Interface electrode and enhanced actuation performance of SiO2-GO/PFSA-based IPMC soft actuators

Abstract

Abstract In this study, ‘three-dimensional structure’ nanohybrid particle (SiO2-GO) were synthesized by in situ hydrolysis and composited with perfluorosulfonic acid (PFSA) to increase the water uptake (WUP) and ion exchange capacity (IEC) of the cast membranes. Ionic polymer metal composite (IPMC) soft actuators were fabricated based on the cast pure PFSA, GO/PFSA and SiO2-GO/PFSA membranes. The morphology and properties of IPMC were researched, and the relationship between them was analyzed in this article.

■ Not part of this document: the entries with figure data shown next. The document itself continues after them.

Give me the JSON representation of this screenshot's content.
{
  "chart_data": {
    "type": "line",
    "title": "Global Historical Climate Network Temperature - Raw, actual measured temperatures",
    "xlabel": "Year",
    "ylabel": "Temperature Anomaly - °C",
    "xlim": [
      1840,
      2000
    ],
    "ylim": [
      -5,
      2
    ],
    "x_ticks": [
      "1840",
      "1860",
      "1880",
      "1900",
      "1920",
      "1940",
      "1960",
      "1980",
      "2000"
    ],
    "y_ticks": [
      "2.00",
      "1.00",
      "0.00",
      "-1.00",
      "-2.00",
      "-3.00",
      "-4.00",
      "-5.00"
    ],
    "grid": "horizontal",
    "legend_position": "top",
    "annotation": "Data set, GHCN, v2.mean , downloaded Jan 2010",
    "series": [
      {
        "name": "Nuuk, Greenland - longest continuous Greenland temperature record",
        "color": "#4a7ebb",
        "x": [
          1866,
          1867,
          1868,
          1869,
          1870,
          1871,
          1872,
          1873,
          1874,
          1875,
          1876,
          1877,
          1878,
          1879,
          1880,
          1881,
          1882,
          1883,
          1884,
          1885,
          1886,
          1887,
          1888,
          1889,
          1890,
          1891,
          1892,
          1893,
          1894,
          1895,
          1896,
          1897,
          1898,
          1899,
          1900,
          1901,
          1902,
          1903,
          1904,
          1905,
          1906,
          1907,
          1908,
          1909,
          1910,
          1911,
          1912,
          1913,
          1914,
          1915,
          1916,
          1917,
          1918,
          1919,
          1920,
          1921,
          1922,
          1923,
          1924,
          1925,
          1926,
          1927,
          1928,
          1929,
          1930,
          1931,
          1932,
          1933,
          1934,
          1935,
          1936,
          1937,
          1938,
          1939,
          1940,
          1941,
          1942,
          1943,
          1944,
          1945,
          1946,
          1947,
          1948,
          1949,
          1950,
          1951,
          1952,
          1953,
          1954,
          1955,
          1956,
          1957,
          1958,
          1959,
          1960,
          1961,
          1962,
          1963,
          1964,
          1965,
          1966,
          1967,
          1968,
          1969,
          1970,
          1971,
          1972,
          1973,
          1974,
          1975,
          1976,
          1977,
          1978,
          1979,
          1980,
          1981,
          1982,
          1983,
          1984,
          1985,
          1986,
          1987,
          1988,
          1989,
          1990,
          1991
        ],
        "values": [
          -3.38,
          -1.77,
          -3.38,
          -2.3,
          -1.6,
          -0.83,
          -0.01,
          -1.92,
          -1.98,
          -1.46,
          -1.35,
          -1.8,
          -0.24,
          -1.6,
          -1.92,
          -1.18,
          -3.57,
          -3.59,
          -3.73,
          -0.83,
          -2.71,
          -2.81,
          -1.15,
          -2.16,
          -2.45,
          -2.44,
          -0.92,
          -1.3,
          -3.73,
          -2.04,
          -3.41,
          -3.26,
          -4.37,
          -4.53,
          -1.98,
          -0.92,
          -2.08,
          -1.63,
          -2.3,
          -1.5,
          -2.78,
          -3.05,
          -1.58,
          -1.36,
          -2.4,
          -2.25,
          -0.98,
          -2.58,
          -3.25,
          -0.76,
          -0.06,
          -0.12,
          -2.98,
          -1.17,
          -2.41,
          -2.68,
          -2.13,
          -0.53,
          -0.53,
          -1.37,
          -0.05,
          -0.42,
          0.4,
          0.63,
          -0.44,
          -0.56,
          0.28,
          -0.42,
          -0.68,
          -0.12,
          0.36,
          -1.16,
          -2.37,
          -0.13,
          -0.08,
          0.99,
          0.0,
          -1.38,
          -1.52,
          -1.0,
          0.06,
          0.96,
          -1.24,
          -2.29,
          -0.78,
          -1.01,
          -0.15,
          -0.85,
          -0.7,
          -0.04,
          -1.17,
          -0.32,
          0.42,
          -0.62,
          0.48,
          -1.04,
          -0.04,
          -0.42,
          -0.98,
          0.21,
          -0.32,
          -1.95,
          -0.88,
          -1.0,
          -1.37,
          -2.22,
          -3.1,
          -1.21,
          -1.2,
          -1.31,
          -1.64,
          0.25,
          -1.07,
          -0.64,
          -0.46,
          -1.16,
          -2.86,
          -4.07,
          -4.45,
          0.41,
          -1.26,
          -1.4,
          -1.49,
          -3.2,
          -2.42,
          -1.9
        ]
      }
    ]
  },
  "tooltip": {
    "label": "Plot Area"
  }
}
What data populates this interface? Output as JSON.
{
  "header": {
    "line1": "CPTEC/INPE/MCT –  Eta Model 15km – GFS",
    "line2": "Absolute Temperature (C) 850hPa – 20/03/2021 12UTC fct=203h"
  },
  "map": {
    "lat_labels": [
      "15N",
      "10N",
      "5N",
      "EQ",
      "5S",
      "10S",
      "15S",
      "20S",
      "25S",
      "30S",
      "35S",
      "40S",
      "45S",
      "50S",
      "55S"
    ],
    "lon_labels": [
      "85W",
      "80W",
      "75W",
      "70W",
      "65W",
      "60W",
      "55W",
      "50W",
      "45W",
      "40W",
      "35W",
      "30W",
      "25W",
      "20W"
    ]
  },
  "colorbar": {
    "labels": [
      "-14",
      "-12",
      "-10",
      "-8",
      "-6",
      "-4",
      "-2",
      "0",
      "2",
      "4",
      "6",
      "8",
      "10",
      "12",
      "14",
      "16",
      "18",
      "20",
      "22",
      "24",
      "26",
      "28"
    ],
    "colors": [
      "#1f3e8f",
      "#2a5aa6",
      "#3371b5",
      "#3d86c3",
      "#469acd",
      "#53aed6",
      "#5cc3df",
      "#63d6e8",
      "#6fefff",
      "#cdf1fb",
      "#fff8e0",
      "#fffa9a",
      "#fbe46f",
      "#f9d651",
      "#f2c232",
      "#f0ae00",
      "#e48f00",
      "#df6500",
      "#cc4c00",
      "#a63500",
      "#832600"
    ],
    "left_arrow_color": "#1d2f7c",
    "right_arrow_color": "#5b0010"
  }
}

The mechanism of SiO2-GO particles enhancing the properties of IPMC was revealed. The effects of incorporating GO and SiO2-GO on IPMC actuators were analyzed using physicochemical and electromechanical measurements comparing with the corresponding behavior of pure PFSA-based IPMC actuators. Morphology of IPMC showed effective incorporation of GO and SiO2-GO and clarified the dependency of Pt interface electrode on the SiO2-GO content of the PFSA membranes. The addition of SiO2-GO increased dramatically the WUP and IEC of the PFSA membranes and autuation performance of the IPMC actuators. The IPMC with 1 wt% SiO2-GO showed superb properties. The displacement of 1 wt% SiO2-GO under 3 V AC voltage reached 28.4 mm, which is 3.2 times higher than that of the pure PFSA. The maximum displacement under DC voltage reached 44.7 mm (5.5 V), and the blocking force reached 43.2 mN (5 V), which increased respectively 1.1 times and two times.